A fraudulent document in a chain of title puts a cloud over every subsequent valid property document, and could complicate homeowners trying to sell their property, refinance their mortgage or extract equity. Many of the fraudulent documents are mortgage assignments, which declares the sale of a mortgage from one company to another and can obscure what institution actually owns a given mortgage.
Lender Processing Services last week agreed to pay $120 million to settle allegations it “robosigned” documents and engaged in other improper conduct related to mortgage loan default servicing.
Massachusetts attorney general Martha Coakley and New Hampshire attorney general Michael A. Delaney joined 44 others in a consent judgment requiring Lender Processing Services and subsidiaries LPS Default Solutions and DocX to reform their business practices and, if necessary, correct documents they executed to assist homeowners.
LPS will pay nearly $1.6 million in fees and costs to Massachusetts and $457,961 to New Hampshire, which will be allocated toward enforcement costs and addressing the harm caused by the misconduct.

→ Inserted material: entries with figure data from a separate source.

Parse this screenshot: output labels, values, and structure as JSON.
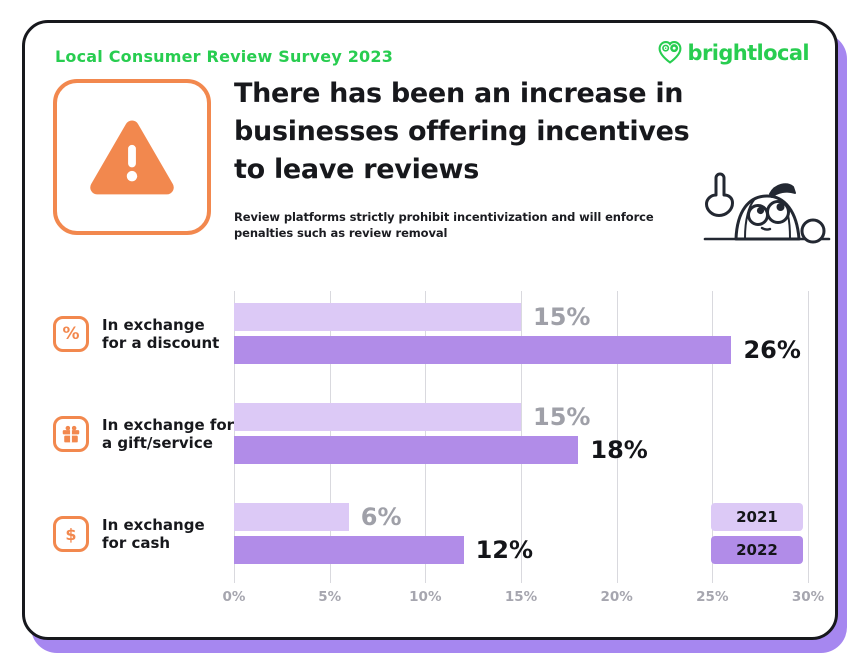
{
  "frame": {
    "background": "#ffffff",
    "card_border_color": "#17181d",
    "card_shadow_color": "#a687f0"
  },
  "header": {
    "survey_label": "Local Consumer Review Survey 2023",
    "survey_label_color": "#28cd50",
    "brand_name": "brightlocal",
    "brand_color": "#28cd50"
  },
  "hero": {
    "title_lines": [
      "There has been an increase in",
      "businesses offering incentives",
      "to leave reviews"
    ],
    "subtitle_lines": [
      "Review platforms strictly prohibit incentivization and will enforce",
      "penalties such as review removal"
    ],
    "warning_icon": "warning-triangle-icon",
    "accent_orange": "#f2884e",
    "mascot": "peeking-mascot-pointing-up"
  },
  "chart_data": {
    "type": "bar",
    "orientation": "horizontal",
    "x_min": 0,
    "x_max": 30,
    "x_ticks": [
      "0%",
      "5%",
      "10%",
      "15%",
      "20%",
      "25%",
      "30%"
    ],
    "grid": true,
    "categories": [
      {
        "icon": "percent",
        "label_lines": [
          "In exchange",
          "for a discount"
        ]
      },
      {
        "icon": "gift",
        "label_lines": [
          "In exchange for",
          "a gift/service"
        ]
      },
      {
        "icon": "dollar",
        "label_lines": [
          "In exchange",
          "for cash"
        ]
      }
    ],
    "series": [
      {
        "name": "2021",
        "color": "#dcc9f6",
        "label_color": "#9fa0a8",
        "values": [
          15,
          15,
          6
        ]
      },
      {
        "name": "2022",
        "color": "#b18ce8",
        "label_color": "#141519",
        "values": [
          26,
          18,
          12
        ]
      }
    ],
    "value_label_suffix": "%",
    "legend_position": "right-bottom",
    "axis_label_color": "#a6a6af",
    "gridline_color": "#d9d9de"
  }
}
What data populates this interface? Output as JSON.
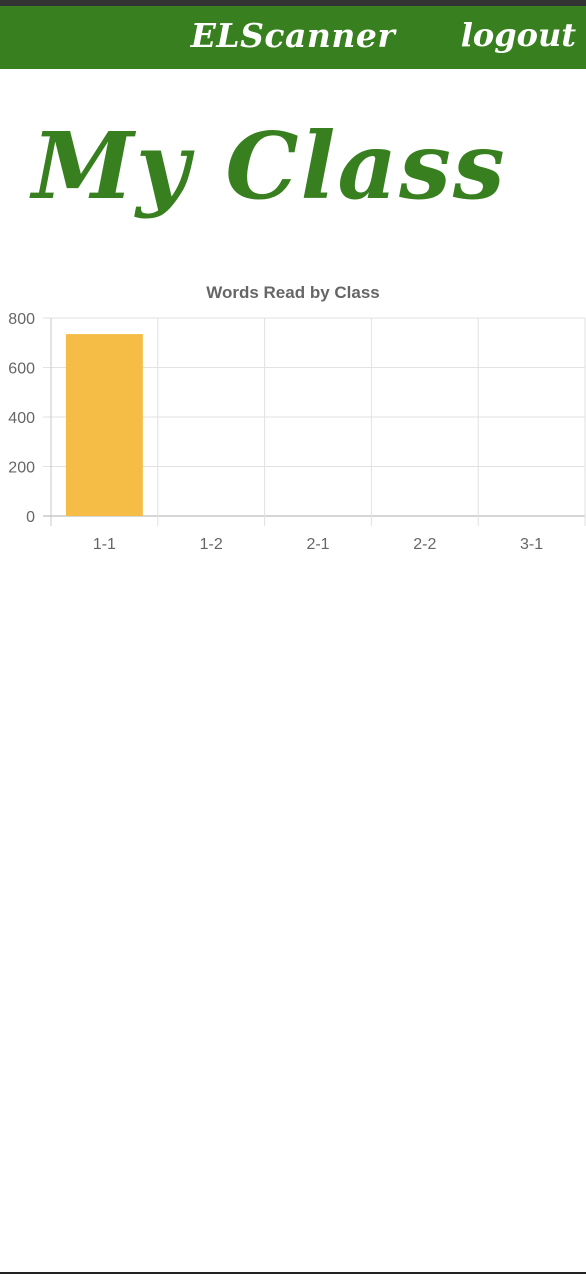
{
  "header": {
    "brand": "ELScanner",
    "logout_label": "logout"
  },
  "page": {
    "title": "My Class"
  },
  "colors": {
    "navbar": "#38801f",
    "title": "#38801f",
    "bar": "#f5bd45"
  },
  "chart_data": {
    "type": "bar",
    "title": "Words Read by Class",
    "categories": [
      "1-1",
      "1-2",
      "2-1",
      "2-2",
      "3-1"
    ],
    "values": [
      735,
      0,
      0,
      0,
      0
    ],
    "ylim": [
      0,
      800
    ],
    "yticks": [
      0,
      200,
      400,
      600,
      800
    ],
    "grid": true,
    "xlabel": "",
    "ylabel": ""
  }
}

The consent judgment will require proper execution of documents and prohibit signature by unauthorized persons or those without first-hand knowledge of facts attested to in the documents, enhanced oversight of the default services provided, and a review of all third-party fees to ensure that the fees have been earned and are reasonable and accurate.
Banks in 2010 slowed the pace of foreclosures, which peaked during the recession, after news reports of banks and subcontractors forging signatures and improperly notarizing foreclosure documents, including those detailing which institution actually owned a given mortgage.